The women dance to the rhythm of the guitarist, the sardines are grilled on the brazier and the horses enter the sea...
Primary theme
Religious Practices
Secondary themes
- Society and way of life / Festivals and traditions
Credits / Cast
- Bellair Robert - Journalist
Map locations
- France - South East - Saintes Maries de la Mer
Context
Gypsies traditional pilgrimage to Saintes Maries de la Mer
Bernard Cousin
Every year for the last century or so the Gitans, or nomadic gypsies, have gathered together at a small town in the French Camargue, Les Saintes-Maries-de-la Mer, to celebrate an unusual saint, a black servant, Sarah. The town itself is an unusual place, right at the tip of the Rhone delta and facing the sea, so squeezed between the two bodies of water. It could be the end of the world. The church, originally Roman then fortified in the 14th century, was a stopping-off point on the pilgrim route to St James of Compostela. Two saints are worshipped there, Marie Jacobé, the Virgin Mary's sister, and Marie Salomé, mother of John the Baptist. According to medieval legend, written down in 1212 by Gervais de Tilbury in his chronical Otia imperiala, the two Mary's came ashore here with Lazarus, Martha and Marie-Madeleine to spread the Gospel in Gaul. Excavations in the church in 1448, carried out on the orders of King René, uncovered some bones at the time considered to be those of the two Mary's. They were kept in reliquaries, which are still up in the "high chapel" consacrated to Saint Michael. Later Sarah became associated with the two Saintes Maries, sometimes being shown as an eastern princess sometimes as their servant. The Gitans adopted her as their patron saint: "Sarah la kâli". Her statue, like a black Virgin Mary, is down in the church's crypt.

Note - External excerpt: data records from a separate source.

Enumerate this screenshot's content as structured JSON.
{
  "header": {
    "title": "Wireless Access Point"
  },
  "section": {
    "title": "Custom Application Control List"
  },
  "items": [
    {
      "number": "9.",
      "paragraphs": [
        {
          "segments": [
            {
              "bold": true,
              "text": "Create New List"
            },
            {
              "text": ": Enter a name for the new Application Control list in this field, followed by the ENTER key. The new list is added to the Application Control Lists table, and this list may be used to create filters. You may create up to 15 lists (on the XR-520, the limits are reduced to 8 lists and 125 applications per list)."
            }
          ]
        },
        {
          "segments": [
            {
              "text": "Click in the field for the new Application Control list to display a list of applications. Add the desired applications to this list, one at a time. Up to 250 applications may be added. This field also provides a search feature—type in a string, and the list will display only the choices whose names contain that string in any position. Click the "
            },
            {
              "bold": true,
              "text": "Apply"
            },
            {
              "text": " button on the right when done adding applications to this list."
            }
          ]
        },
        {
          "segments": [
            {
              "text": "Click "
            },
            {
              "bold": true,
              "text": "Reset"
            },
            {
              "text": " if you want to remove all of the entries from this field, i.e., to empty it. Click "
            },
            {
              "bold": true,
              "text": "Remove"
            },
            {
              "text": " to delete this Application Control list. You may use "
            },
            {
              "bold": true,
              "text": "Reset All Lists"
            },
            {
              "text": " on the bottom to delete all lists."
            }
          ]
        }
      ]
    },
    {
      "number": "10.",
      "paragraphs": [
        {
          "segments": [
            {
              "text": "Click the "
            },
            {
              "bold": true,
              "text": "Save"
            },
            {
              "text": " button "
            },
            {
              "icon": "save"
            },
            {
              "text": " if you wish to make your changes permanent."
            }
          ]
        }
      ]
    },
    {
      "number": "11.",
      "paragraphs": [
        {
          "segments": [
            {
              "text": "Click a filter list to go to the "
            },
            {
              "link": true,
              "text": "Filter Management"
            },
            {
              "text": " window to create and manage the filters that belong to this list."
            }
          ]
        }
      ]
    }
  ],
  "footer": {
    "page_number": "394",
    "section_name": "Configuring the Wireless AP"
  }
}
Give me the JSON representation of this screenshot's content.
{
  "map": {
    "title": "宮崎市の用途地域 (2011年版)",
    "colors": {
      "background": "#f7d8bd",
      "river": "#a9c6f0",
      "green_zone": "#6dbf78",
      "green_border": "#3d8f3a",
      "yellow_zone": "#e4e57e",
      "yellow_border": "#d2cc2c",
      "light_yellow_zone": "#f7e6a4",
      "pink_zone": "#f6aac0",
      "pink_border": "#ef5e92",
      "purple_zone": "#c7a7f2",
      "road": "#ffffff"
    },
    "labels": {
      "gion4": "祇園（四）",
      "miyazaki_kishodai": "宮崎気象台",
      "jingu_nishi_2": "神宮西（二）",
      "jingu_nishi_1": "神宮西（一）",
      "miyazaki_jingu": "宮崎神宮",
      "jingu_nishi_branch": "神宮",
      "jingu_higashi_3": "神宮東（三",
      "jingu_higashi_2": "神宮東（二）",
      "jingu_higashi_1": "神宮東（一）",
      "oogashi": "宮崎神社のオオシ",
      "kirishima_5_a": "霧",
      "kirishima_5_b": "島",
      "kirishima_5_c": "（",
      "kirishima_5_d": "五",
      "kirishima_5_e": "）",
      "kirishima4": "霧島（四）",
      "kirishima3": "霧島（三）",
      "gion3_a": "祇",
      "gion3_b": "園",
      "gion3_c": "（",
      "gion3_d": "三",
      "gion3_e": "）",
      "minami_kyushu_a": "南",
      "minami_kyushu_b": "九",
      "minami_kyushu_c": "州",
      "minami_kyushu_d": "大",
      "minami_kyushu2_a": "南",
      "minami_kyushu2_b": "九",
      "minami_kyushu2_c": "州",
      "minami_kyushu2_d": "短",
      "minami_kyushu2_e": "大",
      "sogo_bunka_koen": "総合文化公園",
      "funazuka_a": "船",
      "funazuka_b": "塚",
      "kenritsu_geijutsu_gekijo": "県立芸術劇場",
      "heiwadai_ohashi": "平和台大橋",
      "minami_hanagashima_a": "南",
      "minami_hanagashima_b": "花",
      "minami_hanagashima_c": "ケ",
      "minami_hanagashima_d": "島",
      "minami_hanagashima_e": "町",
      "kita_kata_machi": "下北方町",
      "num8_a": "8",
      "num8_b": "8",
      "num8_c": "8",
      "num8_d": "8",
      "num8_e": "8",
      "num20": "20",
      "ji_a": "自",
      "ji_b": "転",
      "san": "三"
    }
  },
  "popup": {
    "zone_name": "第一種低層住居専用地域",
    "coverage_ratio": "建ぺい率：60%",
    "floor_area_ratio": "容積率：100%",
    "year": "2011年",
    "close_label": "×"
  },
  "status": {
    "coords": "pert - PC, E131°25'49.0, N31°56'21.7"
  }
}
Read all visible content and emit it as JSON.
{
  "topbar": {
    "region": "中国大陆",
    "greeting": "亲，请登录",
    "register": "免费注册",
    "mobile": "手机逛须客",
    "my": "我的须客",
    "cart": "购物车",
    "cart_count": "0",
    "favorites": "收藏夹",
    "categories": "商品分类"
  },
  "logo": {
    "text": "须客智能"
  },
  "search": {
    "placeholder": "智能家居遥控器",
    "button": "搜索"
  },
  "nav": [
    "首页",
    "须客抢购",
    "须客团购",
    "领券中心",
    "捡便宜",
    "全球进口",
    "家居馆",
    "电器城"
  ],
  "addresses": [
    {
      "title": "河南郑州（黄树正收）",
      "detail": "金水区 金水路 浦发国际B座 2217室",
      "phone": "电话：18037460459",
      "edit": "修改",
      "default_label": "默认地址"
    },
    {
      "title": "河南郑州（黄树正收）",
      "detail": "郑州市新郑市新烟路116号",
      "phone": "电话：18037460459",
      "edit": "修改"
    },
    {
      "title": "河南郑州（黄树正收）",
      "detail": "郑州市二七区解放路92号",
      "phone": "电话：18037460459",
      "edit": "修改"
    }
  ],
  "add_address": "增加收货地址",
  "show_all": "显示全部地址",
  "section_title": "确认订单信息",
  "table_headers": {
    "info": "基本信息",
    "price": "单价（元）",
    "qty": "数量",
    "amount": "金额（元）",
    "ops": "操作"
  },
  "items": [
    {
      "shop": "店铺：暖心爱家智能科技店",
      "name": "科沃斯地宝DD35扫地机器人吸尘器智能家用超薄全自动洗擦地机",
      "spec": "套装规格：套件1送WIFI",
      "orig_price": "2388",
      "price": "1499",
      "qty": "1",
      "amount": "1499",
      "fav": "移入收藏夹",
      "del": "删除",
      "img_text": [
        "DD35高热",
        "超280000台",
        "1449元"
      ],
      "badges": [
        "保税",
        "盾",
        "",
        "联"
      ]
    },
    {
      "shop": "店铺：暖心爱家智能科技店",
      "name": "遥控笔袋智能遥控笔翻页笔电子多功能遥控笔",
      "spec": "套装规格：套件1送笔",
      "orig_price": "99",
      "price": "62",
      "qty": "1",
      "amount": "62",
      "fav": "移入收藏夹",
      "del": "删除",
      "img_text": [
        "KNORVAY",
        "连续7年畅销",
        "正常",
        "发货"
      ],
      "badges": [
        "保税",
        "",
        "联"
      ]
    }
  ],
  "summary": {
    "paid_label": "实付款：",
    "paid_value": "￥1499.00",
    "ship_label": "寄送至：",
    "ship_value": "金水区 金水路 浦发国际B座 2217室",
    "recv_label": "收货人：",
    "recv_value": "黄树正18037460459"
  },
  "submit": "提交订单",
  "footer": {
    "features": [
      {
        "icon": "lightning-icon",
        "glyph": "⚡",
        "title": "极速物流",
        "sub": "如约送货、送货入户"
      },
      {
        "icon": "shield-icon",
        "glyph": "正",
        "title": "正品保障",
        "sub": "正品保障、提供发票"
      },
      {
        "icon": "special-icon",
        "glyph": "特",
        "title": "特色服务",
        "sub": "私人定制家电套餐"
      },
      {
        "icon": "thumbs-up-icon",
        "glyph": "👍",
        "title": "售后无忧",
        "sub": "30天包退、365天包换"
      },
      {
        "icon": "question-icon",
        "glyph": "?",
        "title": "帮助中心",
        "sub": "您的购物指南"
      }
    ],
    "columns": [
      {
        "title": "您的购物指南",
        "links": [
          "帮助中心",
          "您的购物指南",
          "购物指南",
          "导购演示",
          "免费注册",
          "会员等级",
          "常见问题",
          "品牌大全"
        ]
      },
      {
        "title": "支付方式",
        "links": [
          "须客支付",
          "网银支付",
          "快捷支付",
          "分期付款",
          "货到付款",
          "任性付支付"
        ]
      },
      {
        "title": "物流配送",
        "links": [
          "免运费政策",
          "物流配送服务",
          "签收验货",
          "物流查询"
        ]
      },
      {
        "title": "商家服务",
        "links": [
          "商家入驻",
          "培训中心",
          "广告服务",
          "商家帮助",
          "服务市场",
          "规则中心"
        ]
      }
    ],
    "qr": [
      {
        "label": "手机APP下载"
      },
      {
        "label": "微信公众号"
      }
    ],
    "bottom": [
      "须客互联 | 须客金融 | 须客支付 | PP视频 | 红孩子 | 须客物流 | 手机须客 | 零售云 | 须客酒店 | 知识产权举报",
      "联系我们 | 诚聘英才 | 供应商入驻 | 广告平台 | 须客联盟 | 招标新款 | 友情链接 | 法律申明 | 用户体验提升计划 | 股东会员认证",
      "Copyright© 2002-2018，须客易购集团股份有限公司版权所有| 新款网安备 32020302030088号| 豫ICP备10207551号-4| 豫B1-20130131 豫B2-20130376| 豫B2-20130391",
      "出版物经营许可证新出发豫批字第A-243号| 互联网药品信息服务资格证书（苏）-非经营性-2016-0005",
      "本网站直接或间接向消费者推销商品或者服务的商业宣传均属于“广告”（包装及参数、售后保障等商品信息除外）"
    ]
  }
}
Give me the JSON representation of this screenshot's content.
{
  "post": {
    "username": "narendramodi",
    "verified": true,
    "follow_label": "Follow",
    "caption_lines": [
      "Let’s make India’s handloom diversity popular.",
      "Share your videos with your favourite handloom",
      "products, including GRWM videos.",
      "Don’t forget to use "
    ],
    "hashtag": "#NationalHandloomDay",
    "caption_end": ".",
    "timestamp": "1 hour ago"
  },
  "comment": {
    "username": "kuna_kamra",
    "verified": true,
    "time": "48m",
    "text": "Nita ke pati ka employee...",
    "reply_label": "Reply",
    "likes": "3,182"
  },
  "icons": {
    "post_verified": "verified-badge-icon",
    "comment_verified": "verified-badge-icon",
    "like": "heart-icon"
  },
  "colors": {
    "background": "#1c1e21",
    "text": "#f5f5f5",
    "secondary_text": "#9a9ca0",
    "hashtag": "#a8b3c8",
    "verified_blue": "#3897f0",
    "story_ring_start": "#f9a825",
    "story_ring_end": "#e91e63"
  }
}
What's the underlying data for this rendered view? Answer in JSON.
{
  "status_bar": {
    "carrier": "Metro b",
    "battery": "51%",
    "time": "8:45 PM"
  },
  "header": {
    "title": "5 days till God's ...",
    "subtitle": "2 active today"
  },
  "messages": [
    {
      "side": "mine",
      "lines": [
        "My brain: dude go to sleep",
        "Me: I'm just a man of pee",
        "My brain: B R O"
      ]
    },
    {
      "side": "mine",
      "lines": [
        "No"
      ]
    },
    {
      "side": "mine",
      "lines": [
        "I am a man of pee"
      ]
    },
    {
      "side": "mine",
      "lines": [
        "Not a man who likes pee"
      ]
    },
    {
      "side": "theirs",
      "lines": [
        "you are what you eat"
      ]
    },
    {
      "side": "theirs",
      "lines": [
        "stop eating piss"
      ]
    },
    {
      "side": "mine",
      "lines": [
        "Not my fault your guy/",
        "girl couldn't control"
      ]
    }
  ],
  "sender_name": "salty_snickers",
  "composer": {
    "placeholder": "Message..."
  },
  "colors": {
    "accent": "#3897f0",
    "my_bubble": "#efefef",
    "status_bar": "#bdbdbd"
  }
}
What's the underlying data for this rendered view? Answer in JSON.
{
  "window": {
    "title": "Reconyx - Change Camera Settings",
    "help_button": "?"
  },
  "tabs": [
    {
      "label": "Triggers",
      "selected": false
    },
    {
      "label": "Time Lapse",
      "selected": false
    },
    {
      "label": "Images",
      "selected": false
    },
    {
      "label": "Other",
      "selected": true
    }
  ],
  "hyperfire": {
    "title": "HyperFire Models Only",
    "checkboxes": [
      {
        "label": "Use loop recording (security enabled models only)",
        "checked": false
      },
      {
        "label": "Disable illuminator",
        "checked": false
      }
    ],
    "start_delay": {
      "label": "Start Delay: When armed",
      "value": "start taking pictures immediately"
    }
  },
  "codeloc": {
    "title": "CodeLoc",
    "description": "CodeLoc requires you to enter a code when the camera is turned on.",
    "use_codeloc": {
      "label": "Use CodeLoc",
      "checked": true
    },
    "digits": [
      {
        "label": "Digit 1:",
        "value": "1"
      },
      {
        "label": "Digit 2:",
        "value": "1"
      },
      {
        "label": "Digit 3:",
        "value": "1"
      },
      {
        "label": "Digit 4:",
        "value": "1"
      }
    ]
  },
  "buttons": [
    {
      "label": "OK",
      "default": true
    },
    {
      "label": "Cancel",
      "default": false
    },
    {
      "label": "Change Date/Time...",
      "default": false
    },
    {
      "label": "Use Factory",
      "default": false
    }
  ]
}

The earlier form of worship was rekindled at the end of the 19th century and beginning of the 20th by the Marquis Folco de Baroncelli, a félibre, or student of Camarguais customs. He was the creator of "traditions" which have made the Camargue's cow-boy gardiannes famous. On May 24th the reliquaries containing the bones of the saints are lowered by winches from their raised chapel. A great procession of Gitans from every corner of their world mingling with tourists who want to be part of the pilgrimage, accompanies the statue of Sarah, clothed in brilliant and embroidered cloths, to the sea. The four gypsies who carry her go into the sea up to their thighs, then the statue is taken back into the church. The effigy is followed by a throng of ordinary people with cries of "Long live Saint Sarah". After the procession is a nocturnal Mass, prolonged with singing and dancing to gypsy guitar music. The next day another procession takes the effigies of Marie Salomé and Marie Jacobé in their boat. Brought out of the church, they are put on the sea as a reminder of the legend that they landed here on their journey from Judea, before being taken to a sanctuary. The film is 50 years old and shows the thronging crowd, the joyous atmosphere and the different phases of the pilgrimage, now enshrined as an immutable traditon and celebrated every year.